Intensity Interferometer Results on Sirius with 0.25 m Telescopes

TL;DR

This study demonstrates that small, low-cost telescopes equipped with advanced photon detection technology can effectively measure stellar angular diameters through intensity interferometry, achieving results consistent with larger systems.

Contribution

It shows the feasibility of using small telescopes with modern detectors for intensity interferometry, enabling cost-effective measurements of stellar sizes.

Findings

Measured squared visibility of Sirius at 3.3 m baseline: 0.94±0.16

Achieved 7 sigma detection significance after 13.55 hours

Results closely match expected visibility, validating small telescope approach

Abstract

We present the successful measurement of the squared visibility of Sirius at a telescope separation of 3.3 m using small 0.25 m Newtonian-style telescopes in an urban backyard setting. The primary science goal for small-scale intensity interferometers has been to measure the angular diameters of stars. Recent advances in low jitter time-tagging equipment and Single Photon Avalanche Detectors have made the detection of second-order photon correlation signals feasible with small low-cost telescopes.

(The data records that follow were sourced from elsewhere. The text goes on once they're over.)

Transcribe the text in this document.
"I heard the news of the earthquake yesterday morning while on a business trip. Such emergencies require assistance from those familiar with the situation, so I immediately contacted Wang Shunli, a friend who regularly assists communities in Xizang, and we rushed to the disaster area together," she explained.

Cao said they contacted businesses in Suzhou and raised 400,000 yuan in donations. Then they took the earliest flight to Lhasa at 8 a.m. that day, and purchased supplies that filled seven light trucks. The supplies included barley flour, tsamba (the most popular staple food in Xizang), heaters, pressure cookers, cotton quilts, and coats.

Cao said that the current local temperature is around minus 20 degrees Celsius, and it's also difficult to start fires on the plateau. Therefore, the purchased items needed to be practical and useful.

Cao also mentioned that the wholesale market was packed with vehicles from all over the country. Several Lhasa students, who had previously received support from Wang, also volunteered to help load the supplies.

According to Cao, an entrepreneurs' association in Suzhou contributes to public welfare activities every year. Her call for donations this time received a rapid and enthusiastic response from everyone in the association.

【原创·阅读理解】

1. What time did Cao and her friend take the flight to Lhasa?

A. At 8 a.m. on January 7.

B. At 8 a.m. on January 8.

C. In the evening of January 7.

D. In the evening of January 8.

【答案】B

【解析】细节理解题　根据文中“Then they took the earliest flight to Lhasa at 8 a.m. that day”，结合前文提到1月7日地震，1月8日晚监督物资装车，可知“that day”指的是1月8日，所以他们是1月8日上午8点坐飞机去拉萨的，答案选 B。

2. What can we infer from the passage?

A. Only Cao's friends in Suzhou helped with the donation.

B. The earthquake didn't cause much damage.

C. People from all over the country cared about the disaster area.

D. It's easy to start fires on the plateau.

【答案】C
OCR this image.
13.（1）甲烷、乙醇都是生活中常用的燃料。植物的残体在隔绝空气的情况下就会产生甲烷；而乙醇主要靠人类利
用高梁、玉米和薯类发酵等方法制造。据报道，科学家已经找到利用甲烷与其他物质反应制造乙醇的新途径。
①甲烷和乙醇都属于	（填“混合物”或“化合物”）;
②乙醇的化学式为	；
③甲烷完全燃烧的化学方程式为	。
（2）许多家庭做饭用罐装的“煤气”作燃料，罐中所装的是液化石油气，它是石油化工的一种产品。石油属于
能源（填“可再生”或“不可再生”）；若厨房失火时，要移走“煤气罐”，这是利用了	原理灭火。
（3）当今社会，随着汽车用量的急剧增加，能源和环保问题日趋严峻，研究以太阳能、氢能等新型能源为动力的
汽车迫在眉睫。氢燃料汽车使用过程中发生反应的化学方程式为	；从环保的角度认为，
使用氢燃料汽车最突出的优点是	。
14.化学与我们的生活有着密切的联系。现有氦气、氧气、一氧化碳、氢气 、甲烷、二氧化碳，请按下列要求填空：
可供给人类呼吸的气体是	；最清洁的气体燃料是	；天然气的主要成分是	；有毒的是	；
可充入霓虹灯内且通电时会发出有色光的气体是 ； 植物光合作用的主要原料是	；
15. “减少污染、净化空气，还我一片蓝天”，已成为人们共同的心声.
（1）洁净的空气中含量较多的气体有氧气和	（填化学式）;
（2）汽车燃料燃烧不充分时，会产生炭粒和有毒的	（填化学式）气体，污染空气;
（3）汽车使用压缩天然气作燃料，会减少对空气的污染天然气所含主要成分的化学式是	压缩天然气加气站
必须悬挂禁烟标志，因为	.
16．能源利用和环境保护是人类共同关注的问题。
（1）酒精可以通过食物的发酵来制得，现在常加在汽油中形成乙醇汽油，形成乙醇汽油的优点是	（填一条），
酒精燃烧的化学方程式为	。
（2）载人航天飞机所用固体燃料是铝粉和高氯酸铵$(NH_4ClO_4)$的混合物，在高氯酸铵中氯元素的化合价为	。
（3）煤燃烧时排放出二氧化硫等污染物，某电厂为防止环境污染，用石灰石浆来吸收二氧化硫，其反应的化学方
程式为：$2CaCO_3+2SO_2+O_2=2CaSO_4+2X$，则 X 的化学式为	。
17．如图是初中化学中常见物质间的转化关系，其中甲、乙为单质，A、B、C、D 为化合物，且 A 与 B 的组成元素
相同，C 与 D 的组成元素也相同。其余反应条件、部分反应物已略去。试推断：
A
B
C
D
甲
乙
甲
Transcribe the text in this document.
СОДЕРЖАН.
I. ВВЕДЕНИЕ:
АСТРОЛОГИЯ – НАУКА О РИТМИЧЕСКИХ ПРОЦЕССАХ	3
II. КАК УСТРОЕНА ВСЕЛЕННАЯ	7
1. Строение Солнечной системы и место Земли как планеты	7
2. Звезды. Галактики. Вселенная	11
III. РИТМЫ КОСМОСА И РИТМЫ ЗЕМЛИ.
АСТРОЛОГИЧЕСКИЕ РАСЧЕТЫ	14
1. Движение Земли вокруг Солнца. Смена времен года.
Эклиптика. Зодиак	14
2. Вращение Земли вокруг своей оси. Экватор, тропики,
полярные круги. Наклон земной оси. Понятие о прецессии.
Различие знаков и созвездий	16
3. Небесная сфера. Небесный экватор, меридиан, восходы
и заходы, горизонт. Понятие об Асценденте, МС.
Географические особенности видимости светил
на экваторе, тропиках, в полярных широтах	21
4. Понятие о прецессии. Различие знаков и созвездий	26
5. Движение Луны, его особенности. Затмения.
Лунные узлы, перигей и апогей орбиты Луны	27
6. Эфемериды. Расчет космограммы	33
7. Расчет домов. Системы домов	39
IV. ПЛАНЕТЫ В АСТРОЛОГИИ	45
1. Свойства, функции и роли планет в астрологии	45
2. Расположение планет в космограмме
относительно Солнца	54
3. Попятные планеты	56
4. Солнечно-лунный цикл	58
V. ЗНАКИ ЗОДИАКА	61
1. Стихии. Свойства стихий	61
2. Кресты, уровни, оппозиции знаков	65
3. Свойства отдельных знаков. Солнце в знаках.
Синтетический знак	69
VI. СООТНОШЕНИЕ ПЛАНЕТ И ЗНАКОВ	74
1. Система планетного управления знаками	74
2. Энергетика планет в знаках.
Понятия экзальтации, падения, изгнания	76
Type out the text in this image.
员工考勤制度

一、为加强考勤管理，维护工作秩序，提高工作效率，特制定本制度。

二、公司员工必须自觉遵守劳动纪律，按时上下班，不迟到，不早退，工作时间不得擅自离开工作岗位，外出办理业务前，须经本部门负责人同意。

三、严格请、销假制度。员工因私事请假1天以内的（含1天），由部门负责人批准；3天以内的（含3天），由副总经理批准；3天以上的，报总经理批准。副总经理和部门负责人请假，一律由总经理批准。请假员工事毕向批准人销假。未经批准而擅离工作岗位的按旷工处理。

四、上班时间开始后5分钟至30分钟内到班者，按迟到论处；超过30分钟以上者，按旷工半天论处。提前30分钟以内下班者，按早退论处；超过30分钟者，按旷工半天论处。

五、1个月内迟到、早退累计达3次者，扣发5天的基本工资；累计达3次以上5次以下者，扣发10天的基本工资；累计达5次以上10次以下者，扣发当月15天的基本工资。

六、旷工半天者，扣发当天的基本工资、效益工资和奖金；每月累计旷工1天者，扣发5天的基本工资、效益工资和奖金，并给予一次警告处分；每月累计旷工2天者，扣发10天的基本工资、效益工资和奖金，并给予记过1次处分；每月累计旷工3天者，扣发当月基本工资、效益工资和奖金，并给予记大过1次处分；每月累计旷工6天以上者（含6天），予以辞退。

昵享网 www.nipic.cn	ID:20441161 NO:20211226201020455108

Using Sirius as a target star, we observe a photon count rate of $\sim$1.9 Mcps per detector with matched 1.2 nm wide filters at 589.3 nm and measured the spatial squared visibility at a telescope separation of 3.3 m to be $|V_{12}(3.3\text{m})|^2 = 0.94\pm0.16$. The measured detection significance is $\sim7 \sigma$ after 13.55 h of integration. The uncertainty in the measured visibility includes uncertainty in the instrument response function.The squared visibility agrees closely with the expected value of $0.94\pm0.01$. These results demonstrate that using small low-cost telescopes is feasible for intensity interferometry of bright stars. This enables a simple scaling in sensitivity by further realistic improvements in the instrument response jitter as well as increasing both the number of spectral bands and the number of telescopes towards systems capable of resolving objects such as quasars, white dwarfs, and galactic Cepheid variable stars.